Released in 2013 on Black Acre, Love Songs: Part One was a brief excursion into the pangs of the heart in EP form. Sample heavy and awash with blues, soul and jazz influences, its four somewhat frenetic tracks mark the departure point for Romare's (aka Archie Fairhurst) musings on this subject matter, its combination of sultry slowness and glimpses of the dancefloor an indicator of things to come. Three years later, as a follow up to his critically acclaimed debut Projections, comes Part Two; moving away from a broad afrocentric focus that characterised his earlier work, this latest release sees Fairhurst take an introspective turn.

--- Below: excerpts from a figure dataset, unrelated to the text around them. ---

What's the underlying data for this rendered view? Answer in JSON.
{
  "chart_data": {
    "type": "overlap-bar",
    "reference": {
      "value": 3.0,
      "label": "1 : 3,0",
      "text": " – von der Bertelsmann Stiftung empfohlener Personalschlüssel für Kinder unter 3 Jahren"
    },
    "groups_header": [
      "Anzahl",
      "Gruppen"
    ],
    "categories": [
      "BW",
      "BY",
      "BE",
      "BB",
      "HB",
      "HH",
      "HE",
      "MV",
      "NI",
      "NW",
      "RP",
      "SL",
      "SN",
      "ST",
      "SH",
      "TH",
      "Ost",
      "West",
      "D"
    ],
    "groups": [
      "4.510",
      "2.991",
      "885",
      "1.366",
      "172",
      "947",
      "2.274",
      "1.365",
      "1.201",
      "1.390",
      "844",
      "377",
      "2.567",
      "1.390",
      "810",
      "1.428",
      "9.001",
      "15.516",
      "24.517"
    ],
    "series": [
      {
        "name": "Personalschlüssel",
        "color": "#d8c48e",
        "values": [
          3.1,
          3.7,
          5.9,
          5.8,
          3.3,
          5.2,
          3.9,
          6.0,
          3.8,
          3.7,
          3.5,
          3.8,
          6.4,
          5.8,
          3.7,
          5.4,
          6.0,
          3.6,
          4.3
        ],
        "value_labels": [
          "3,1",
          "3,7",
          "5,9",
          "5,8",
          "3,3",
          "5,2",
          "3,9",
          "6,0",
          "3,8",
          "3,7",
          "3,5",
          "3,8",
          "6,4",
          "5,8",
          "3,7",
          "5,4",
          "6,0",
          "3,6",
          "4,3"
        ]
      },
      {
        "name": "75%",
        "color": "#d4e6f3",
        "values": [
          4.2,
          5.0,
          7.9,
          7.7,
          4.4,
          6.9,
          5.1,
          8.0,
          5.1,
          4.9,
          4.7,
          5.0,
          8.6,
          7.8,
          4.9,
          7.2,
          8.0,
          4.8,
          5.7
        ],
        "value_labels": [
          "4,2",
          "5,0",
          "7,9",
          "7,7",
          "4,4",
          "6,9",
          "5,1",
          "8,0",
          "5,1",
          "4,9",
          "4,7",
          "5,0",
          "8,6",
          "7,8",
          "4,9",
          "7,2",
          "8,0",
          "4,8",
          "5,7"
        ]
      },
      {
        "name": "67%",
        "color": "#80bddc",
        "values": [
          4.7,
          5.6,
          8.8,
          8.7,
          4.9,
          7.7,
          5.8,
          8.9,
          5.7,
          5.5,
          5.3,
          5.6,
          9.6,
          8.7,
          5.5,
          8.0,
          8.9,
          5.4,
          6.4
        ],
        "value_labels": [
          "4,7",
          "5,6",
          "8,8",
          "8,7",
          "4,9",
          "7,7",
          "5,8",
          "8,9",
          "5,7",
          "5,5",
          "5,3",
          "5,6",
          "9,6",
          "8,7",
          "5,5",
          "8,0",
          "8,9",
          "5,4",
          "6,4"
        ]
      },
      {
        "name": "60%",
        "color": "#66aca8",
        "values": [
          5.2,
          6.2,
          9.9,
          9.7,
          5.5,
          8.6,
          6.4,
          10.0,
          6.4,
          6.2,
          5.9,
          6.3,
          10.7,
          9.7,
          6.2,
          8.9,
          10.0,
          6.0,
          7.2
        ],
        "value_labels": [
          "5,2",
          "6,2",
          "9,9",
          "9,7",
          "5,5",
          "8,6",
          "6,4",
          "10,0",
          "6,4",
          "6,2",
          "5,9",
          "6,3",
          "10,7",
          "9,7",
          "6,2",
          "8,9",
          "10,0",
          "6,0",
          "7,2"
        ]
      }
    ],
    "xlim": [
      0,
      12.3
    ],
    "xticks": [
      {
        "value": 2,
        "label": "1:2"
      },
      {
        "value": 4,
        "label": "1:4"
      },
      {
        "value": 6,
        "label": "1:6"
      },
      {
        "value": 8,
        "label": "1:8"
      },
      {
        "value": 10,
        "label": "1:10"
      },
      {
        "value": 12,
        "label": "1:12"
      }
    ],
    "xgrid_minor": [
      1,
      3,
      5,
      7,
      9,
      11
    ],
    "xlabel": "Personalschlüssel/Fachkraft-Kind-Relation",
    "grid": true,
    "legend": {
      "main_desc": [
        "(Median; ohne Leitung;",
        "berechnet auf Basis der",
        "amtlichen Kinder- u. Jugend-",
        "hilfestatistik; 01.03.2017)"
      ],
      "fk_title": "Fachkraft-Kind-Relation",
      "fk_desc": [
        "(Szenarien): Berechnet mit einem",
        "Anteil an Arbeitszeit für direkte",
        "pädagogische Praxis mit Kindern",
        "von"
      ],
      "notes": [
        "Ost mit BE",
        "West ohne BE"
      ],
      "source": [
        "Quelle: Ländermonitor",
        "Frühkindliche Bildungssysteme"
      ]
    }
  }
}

Love Songs is quite unmistakably thematic. Yet despite track titles evocative of the kind of cheap compilation that rears its ugly head every Valentines day, Fairhurst has managed to avoid the cringeworthy, sickly trappings that come with writing a record about love. The range of different thoughts, feelings and phases captured is impressive as he attempts to “cover all areas … from sexual urges to tender first encounters, from affairs to the questioning of one’s love.” Romantic birdsong flutters in L.U.V whilst flat keys guiltily tiptoe around My Last Affair; there’s a strut of confidence in All Night’s bassline and synths that ache and pine in Je T’aime. Perhaps the most lovesick of them all, Honey is the LP’s most understatedly gorgeous track, its combination of warming bassy drones and off-kilter whistles finding resolution in the most soulful expression of infatuation: “I look across at the smile in her lips that warm my heart and see my morning sun.”
The eccentricities of Romare’s classic sonic footprint also reign strong in the LP, particularly in stuttering rhythms and sharp, strange, and swirling synths that slice through these gooier declarations of love. With such a characteristic sound it’s difficult not to compare Love Songs with Projections; indeed earlier blues and jazz influences still pulsate through its beating heart, but the palette has also expanded into disco, psychedelia, even Irish folk music. Fairhurst has also built upon his debut’s heavy weighting of vinyl samples by producing more of the music himself; opting for a more dreamier pace, this deepening attention to techniques and detail sees him build up tension and anticipation within loops and lengthen songs, teasing out every element. Where a song ends is often in a very different place to where it starts - a testament to the creativity of the producer, keeping the listener on their toes.
Yet in its pace and slowness and theme, it’s easy to get somewhat bogged down by its plodding loved-up contemplations. It’s the more uptempo disco-twinged cuts which really bring Love Songs out of its musings and onto the dancefloor, and the grooving basslines and reverb-heavy vintage house vocals on Who Loves You?, or garage-inflected beats of Come Close to Me, are unmistakably dance-worthy. Moments like these are few and far apart, a decisive shift away from heavy rolling footwork bass in, say, The Blues (It Began in Africa) and the more stone-faced techno found in his DJ sets, but who says love is always exciting anyway?
Though a first listen might thus seem slightly underwhelming, Love Songs: Part Two is a honest and accessible record that manages to flaunt Fairhurst's talents as a whole somehow more than his previous releases would allow. Like any good relationship, to truly appreciate its creativity and complexity requires but a little time, attention, and affection.